Cuando fallece, en Tumeremo, en un caluroso día de junio, es la ahijada quien, aún él en su lecho de muerte esperando sepultura, ve en un rincón del cuarto el extraño cofre y se acerca, por fin, para revisar qué hay adentro. Está abierto. Es decir, no hay candados en las argollas. Alguna inspiración misteriosa tuvo que empujar a la joven hacia el baúl, porque al alcance inclusive de un ojo distraído hubiese resaltado una hoja grande escrita a mano que parece un testamento, y cuyos deseos en parte es menester cumplir ahora. De cada objeto allí guardado, se da una breve descripción, que es la siguiente:

“Quiero que al morir me vistan con mi blusa de cosaco, y en el cuello me coloquen el Águila Blanca. Ella representa el momento de mi vida en que tuve la primera auténtica sensación de hombre libre”.

“Con la pala oxidada que traigo conmigo desde la estepa de la Rusia inmensa, he enterrado a muchos compañeros muertos en distintos campos de batalla. Con ésa misma, quiero, que se excave el hoyo en la tierra caliente de Guayana donde colocarán mis huesos ahora”.

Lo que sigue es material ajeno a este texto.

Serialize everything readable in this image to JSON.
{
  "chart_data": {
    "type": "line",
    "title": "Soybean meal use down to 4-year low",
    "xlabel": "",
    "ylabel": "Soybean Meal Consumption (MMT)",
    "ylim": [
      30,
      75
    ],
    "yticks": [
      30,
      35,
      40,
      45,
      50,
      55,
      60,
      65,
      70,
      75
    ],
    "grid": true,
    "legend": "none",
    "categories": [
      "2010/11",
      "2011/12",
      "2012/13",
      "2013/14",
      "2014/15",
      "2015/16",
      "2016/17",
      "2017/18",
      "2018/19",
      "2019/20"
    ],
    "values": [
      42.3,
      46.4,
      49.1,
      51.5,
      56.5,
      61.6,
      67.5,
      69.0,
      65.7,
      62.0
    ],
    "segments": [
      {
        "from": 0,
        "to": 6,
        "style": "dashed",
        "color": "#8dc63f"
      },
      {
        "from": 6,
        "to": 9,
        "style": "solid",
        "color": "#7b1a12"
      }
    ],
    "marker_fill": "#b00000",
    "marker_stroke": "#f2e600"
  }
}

“Con la tira de madera que el indio Piao, mi fiel acompañante, cortó de la sarrapia, háganme una cruz y escriban en ella: Aquí está Antonio Gastone con su vida y experiencia; / un inmigrante italiano que sembró aquí la querencia”.

“En el sobre sellado con lacre hay cuatro monedas de plata, que es toda mi riqueza. Repártanlas entre los pobres, y denles también el valor de mi pistola que estoy seguro querrá comprar el nieto del General Zapata, pues el abuelo le habrá contado que es precisa el arma si el pulso es firme”.

Y finalmente.

“Colóquenme el cuerpo inerme en el baúl vacío, donde estoy seguro, entrará completo, porque fue hecho a la medida. Cierren bien los candados para que el gusano no entre rápido a estropearme la barba blanca, y mi larga cabellera”.

Todos los deseos del héroe se cumplen a la letra, con una sola novedad que el tiempo agrega. A un lado de la cruz los italianos inmigrantes, descalzos antes y ahora prósperos de bienes, levantan un monumento que representa al Soldado pionero.

Es un soldado de paz, sin embargo, que en vez del fusil empuña un pico y en la cintura, en lugar de la pistola enganchada en la culata, una vieja cantimplora repleta de sudor.